FSC and WWF France are providing legitimacy for a multinational logging company in the misguided belief that they will be able to improve its operations.
It is however evident in the relevant FSC audit reports (SGS and Rainforest Alliance) that the FSC verifiers are not seriously digging into community criticisms of Rougier and its subsidiary SFID. For example, the Controlled Wood standard says: “No conflicts relating to land tenure or land use rights of traditional or indigenous peoples groups exist in the FMUs under control of the Forest Management Enterprise for which a resolution process has not been agreed by the main parties to the dispute” but the SGS South Africa verifiers have accepted participatory identification of sacred sites as meaning that all customary land tenure and useage rights are being respected. Local Baka communities affected by SFID logging would see this quite differently but SGS only allowed a single day to consult all the stakeholders (communities and officials) spread across 265,000 ha of concessions located 3-4 hours drive apart!

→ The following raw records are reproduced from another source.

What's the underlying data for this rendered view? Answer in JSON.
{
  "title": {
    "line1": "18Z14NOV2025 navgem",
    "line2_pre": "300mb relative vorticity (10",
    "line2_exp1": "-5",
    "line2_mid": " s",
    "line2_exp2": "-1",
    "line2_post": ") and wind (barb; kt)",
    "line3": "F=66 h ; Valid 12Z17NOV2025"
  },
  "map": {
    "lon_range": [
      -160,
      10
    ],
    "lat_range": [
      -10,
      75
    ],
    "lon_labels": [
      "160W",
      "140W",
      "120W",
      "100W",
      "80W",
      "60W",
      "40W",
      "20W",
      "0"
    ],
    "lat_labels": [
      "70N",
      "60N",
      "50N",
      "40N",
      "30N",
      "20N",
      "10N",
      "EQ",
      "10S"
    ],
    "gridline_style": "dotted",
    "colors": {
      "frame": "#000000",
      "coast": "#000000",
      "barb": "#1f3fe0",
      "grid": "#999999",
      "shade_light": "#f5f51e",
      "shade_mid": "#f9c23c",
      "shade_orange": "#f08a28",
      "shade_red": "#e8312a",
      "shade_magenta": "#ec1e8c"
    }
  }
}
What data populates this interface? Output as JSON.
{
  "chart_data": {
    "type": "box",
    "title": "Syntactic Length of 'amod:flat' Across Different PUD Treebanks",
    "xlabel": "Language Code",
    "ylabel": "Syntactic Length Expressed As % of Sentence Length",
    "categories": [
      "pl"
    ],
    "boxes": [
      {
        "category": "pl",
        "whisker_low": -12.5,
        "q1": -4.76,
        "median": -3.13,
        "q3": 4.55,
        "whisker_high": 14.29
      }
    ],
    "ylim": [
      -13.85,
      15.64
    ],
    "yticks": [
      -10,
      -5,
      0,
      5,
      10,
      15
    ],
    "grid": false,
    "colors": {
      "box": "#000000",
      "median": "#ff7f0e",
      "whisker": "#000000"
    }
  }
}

In relation to WWF’s partnership, the reality is that local WWF Cameroon staff have been repeatedly shown in published documents not to respect the Free Prior and Informed Consent of Baka communities in the implementation of their own WWF projects, which presupposes they are in no position to improve Rougier/SFID’s operating procedures. Their ‘greenwash’ partnership merely serves to make it harder for Baka and Bantu communities and their support organisations to call the company to account when it breaks national laws, international human rights laws, and FSC standards. WWF France should rescind this partnership immediately and engage an independent human rights organisation to report objectively on the allegations of land conflicts and rights abuses in Rougier’s concessions in Cameroon and in neighbouring Gabon, CAR and Republic of Congo.
I’m still waiting for a response from WWF. In the meantime I’ve posted my questions here.